Inside 'most crowded place on earth' where all 1,200 people who live there are related

The island has just 97 houses and four roads

There's a saying that neighbours are like family, but the 'most crowded place on Earth' takes the sentiment quite literally.

The man-made island, which is located off the coast of Bolívar Department in Colombia, is said to be the most overly-populated place in the world, with hundreds of people packed into an area that's just over 2.4 acres.

It features just 97 homes across 10 neighbourhoods, all kitted out with tin roofs, and is so small, it's easier to walk or take a boat than drive from one side of the island to the other.

In fact, you couldn't drive along any of the island's four roads even if you wanted to — it's a place free of cars.

The island is called Santa Cruz del Islote, and is home to 1,200 people, all of whom come from just 45 families.

There's also no police presence.

But that's not an issue for the tight-knit community of Santa Cruz del Islote.
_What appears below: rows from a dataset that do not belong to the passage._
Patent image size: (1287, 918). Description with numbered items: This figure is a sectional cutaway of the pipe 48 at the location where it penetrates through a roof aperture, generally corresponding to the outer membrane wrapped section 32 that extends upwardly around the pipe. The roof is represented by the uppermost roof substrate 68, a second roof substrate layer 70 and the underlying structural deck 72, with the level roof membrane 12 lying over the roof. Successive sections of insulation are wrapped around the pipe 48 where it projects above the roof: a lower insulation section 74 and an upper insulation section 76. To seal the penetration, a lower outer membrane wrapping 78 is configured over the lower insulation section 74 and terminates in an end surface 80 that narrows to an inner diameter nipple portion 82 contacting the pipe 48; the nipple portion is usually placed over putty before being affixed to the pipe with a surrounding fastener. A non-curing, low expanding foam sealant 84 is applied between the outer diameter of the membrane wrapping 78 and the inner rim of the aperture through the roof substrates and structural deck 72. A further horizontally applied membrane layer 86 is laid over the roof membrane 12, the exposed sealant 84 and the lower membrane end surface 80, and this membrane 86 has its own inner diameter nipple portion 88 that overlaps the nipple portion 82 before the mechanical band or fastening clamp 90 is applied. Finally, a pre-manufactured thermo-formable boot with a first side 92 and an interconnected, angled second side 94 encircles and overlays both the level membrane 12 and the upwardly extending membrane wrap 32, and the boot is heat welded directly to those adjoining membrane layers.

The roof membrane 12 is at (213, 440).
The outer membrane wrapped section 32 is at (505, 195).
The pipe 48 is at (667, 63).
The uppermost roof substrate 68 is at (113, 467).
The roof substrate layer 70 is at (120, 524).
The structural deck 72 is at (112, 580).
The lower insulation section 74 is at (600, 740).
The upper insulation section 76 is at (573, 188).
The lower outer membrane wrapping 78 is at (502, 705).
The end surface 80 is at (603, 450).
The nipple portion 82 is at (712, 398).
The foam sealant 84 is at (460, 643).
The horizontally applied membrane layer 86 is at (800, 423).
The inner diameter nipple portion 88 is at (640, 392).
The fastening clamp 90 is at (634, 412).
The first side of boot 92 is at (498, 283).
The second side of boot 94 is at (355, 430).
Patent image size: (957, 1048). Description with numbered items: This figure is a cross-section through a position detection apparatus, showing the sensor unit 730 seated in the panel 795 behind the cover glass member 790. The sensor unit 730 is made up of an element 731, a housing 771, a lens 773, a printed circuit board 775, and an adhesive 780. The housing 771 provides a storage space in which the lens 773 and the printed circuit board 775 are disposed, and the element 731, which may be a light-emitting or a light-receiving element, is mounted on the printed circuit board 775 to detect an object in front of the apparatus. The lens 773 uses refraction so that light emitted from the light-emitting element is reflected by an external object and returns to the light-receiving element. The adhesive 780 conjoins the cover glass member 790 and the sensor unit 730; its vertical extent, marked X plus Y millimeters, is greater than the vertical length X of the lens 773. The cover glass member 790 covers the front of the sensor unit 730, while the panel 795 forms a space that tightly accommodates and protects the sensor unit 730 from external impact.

The island is said to be so safe that nobody locks up their doors and crime has never been reported there.

Residents, however, do follow a pretty strict and strange lifestyle.

To start, the dead are buried on a nearby island due to the lack of space, and there are no toilets or sewage.

And the island has no electrical grid, but a power generator and two solar stations provide it with electricity.

There is no running water either. The majority of islanders still utilise the sea and the only means of bringing in drinking water is via boat from the mainland.

This water delivery is set to be brought each week, but months often go by without it arriving, according to The Independent.

Islanders face similar issues with waste collection, which is meant to be collected weekly but often went untouched for almost a month before they took it into their own hands and have it shipped off to a neighbouring island.

The 1,200 islanders of Santa Cruz del Islote follow a strict and strange lifestyle and come from just 45 families.
Luciano Lejtman/Getty Images

And, a single medical centre takes care of the entire population, with just one nurse on duty.

A doctor visits every two weeks, but if there's an emergency, everyone must club together to rent a boat to the mainland - that is assuming a boat is available to use, of course.

Many families on the island make a living from fishing, but Santa Cruz del Islote residents have also designed a clever way to attract tourists.

Thousands of people are said to visit the island each year to enjoy swimming with local wildlife, and islanders also spread awareness about the urgent need to save sea turtles.

Adrian Caraballo de Hoyos, the leader of ecological group 'Saviours of the Reef,' told the BBC: "We all look after the limited resources that we have.

"We check the fishermen's boats each day to see what they've caught."